Two: the user should pick the form. The "right" niacin form and dose varies. The "right" magnesium form and dose varies. The "right" sleep timing varies. We respect that variation by leaving the choices to you rather than baking one answer into the bottle.
Three: the customer who builds the companion stack is the customer who builds a practice. The act of picking out a B-complex, a magnesium, and a sleep routine is itself part of the practice we're trying to support. People who take the architecture seriously stay for years. People who treat the capsule as a magic bullet leave inside a month. The companion-stack framing surfaces that difference up front.
The practical version
If you want one line to carry out of this, it's this:
MYKO handles the architecture.
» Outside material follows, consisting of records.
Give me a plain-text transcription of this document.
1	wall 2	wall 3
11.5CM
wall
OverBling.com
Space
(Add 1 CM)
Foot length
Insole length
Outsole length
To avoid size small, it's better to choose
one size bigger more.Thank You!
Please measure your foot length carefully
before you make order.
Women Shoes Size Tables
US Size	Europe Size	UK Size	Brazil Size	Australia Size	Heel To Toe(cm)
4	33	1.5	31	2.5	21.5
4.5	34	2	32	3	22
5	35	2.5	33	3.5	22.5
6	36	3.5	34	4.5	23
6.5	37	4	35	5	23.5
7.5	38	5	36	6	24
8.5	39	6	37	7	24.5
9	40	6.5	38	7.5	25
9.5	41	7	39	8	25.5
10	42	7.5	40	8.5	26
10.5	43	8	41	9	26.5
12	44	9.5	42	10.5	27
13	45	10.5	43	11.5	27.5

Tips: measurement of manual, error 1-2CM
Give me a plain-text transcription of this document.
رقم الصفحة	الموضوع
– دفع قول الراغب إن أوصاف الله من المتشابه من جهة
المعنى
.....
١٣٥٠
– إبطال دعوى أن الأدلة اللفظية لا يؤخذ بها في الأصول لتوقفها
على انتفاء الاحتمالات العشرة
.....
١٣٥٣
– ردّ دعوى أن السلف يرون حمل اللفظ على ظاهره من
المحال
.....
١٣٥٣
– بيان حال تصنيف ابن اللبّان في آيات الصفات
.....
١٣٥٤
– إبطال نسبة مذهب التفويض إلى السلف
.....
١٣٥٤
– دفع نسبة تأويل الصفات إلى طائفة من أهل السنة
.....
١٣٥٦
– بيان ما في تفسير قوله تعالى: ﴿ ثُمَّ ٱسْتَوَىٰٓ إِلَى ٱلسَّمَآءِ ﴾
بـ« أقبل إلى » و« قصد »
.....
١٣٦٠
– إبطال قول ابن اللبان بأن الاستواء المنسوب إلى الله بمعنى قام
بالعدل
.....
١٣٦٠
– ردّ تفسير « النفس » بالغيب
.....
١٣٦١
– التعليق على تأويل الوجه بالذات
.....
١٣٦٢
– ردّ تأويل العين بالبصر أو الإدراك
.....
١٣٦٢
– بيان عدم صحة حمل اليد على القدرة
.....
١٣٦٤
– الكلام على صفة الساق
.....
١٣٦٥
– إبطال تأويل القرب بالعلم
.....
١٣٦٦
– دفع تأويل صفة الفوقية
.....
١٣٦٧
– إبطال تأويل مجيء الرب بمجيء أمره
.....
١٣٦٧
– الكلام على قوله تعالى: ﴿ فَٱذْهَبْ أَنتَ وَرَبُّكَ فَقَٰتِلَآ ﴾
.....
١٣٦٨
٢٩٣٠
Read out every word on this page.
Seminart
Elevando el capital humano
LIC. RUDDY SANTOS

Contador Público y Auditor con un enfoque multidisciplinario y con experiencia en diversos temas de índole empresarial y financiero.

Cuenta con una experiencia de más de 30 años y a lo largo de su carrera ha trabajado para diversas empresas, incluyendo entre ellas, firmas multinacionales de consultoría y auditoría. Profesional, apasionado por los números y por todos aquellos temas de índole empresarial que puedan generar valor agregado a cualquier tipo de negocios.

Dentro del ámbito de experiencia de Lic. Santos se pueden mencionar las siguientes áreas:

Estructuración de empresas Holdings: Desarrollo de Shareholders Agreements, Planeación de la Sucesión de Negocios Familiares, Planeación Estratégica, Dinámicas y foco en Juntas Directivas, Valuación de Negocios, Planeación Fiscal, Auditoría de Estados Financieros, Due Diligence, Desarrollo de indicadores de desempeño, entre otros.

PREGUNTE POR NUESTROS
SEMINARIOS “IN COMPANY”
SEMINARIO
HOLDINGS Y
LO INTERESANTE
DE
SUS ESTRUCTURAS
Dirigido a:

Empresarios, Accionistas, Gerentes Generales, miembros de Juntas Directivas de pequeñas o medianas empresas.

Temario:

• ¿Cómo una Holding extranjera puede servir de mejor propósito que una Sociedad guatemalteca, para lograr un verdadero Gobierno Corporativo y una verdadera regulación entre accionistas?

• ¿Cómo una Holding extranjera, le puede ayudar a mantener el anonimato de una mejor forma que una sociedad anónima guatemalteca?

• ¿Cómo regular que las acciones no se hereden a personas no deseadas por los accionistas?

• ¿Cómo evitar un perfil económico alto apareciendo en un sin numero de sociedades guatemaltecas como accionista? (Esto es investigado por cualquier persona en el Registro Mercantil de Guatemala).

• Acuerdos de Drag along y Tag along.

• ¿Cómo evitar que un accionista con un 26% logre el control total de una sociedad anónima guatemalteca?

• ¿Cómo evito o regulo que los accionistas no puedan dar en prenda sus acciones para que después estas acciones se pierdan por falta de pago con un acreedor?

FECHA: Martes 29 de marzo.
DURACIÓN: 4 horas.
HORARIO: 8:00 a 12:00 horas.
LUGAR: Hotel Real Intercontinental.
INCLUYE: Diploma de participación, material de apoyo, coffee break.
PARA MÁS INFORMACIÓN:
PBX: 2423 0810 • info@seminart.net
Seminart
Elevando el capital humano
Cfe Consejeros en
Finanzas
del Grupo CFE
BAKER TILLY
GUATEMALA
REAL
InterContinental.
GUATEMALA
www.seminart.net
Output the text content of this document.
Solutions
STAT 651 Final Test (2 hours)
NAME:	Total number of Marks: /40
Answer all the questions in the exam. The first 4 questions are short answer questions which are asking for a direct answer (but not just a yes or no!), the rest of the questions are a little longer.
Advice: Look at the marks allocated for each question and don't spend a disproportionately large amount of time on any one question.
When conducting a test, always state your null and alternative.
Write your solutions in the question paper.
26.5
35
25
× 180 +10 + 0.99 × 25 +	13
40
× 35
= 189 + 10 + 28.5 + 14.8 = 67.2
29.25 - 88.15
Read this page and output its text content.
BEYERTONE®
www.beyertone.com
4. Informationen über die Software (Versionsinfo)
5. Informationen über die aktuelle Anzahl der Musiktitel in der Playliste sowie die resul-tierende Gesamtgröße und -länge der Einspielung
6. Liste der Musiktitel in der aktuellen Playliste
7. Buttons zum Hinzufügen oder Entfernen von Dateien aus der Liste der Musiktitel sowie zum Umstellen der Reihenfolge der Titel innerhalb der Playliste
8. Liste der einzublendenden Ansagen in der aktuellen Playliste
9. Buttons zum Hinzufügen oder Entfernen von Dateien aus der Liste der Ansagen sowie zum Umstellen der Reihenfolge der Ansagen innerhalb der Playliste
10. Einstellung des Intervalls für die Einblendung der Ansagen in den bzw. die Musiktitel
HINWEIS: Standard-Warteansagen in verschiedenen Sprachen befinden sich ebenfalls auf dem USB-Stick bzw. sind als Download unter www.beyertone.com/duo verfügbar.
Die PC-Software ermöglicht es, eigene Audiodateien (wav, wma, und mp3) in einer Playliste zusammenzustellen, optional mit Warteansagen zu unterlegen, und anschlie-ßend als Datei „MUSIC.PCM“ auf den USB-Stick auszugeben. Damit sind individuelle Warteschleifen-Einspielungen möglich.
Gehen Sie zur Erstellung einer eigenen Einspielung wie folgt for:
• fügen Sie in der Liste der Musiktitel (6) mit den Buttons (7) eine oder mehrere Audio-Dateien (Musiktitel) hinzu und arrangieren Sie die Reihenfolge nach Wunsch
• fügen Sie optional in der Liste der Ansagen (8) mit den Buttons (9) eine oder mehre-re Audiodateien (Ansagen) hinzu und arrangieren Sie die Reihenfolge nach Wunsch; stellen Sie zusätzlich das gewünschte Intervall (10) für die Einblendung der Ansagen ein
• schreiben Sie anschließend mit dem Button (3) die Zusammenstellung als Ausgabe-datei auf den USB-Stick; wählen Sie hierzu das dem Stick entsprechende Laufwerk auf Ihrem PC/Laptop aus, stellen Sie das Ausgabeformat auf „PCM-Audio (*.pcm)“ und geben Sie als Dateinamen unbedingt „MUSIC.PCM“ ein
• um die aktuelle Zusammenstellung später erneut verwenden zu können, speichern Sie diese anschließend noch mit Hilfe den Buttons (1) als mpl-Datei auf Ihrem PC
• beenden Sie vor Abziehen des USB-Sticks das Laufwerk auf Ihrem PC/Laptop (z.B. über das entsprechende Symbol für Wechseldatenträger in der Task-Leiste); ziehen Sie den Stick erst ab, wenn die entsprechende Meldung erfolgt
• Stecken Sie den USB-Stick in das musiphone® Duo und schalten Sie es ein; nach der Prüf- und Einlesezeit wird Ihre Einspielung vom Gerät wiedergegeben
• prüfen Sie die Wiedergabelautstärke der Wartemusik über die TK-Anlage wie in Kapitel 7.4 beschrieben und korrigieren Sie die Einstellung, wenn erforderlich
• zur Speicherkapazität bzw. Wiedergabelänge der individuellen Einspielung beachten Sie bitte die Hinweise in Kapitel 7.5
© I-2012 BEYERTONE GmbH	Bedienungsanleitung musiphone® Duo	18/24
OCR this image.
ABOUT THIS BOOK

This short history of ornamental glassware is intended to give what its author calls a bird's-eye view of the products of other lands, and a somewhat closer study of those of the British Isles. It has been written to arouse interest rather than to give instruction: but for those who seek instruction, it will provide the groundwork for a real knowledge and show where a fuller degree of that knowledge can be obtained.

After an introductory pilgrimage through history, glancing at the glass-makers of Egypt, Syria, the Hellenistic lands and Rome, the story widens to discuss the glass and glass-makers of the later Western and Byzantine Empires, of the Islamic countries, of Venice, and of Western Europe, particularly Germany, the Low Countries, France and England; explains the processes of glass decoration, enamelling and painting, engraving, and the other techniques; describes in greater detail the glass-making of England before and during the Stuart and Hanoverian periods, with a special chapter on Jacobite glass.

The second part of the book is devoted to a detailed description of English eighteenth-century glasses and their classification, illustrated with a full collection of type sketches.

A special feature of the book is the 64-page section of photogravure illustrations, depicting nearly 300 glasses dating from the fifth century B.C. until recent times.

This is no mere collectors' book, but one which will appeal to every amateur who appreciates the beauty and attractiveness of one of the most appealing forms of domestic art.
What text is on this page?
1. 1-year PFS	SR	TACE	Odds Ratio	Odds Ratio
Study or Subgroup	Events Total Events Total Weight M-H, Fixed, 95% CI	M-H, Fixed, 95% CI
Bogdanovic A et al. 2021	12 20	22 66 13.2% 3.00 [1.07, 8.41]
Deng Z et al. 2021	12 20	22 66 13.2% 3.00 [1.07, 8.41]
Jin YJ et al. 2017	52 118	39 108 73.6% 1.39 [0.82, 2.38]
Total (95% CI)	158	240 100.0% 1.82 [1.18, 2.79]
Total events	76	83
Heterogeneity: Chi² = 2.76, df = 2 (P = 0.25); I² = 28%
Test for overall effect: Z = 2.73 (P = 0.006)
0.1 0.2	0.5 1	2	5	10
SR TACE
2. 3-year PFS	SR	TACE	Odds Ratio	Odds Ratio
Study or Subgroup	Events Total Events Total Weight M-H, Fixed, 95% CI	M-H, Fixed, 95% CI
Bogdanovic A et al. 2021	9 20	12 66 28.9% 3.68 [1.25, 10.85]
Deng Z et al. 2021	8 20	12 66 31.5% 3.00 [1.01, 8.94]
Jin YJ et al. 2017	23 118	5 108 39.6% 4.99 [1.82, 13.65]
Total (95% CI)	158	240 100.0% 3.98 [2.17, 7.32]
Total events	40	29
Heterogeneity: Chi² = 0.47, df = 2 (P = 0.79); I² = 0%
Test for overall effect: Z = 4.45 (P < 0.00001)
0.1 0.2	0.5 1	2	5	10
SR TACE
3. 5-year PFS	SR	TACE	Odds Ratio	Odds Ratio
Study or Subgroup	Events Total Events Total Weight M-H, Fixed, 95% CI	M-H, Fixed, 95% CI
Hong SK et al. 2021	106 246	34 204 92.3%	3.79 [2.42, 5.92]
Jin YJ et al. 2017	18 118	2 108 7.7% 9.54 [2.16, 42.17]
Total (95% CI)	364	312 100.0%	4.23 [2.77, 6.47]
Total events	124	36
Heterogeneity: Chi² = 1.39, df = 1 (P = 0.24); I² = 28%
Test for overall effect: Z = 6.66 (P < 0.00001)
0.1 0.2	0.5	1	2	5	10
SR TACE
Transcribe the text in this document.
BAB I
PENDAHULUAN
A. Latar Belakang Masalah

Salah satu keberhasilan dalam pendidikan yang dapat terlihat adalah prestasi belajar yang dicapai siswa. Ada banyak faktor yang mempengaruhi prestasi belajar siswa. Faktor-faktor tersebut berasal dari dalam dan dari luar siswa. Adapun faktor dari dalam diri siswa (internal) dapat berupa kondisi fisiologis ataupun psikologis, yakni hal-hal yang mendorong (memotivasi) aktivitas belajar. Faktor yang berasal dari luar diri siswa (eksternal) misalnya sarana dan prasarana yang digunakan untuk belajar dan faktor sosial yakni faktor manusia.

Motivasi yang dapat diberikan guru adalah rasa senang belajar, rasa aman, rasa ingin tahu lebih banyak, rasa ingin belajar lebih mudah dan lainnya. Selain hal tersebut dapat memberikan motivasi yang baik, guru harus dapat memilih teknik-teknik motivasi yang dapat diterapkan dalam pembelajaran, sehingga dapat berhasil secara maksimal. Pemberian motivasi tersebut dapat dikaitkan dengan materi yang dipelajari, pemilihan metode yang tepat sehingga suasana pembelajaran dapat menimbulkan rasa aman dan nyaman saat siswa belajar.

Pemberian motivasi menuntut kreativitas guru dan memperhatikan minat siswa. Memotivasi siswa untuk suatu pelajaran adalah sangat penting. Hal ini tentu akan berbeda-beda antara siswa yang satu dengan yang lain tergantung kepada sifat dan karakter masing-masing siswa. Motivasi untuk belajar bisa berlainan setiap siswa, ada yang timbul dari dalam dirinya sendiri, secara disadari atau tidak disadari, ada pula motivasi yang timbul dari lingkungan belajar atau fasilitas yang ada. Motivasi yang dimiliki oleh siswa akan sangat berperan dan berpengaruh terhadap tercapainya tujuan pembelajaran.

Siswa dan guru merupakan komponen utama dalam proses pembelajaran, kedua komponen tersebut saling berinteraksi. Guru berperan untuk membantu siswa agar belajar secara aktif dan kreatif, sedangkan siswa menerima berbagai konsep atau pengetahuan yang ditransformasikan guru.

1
The companion stack handles the practice. Both have to be present for either to work.
Take ADAPT daily as your floor. Layer one protocol formula on top when the season calls for it. Take a B-complex (or flush-form niacin) in the morning. Take magnesium glycinate at dinner. Sleep, hydrate, breathe. Read this back at month two when you're tempted to evaluate and stop.
The system was designed to compound. Compounding requires staying. Staying requires the boring half of the practice as much as the interesting half. The companion stack is the boring half — and it's the half most cognitive supplement brands quietly skip.
The Library exists to teach the boring half. This piece is one of them.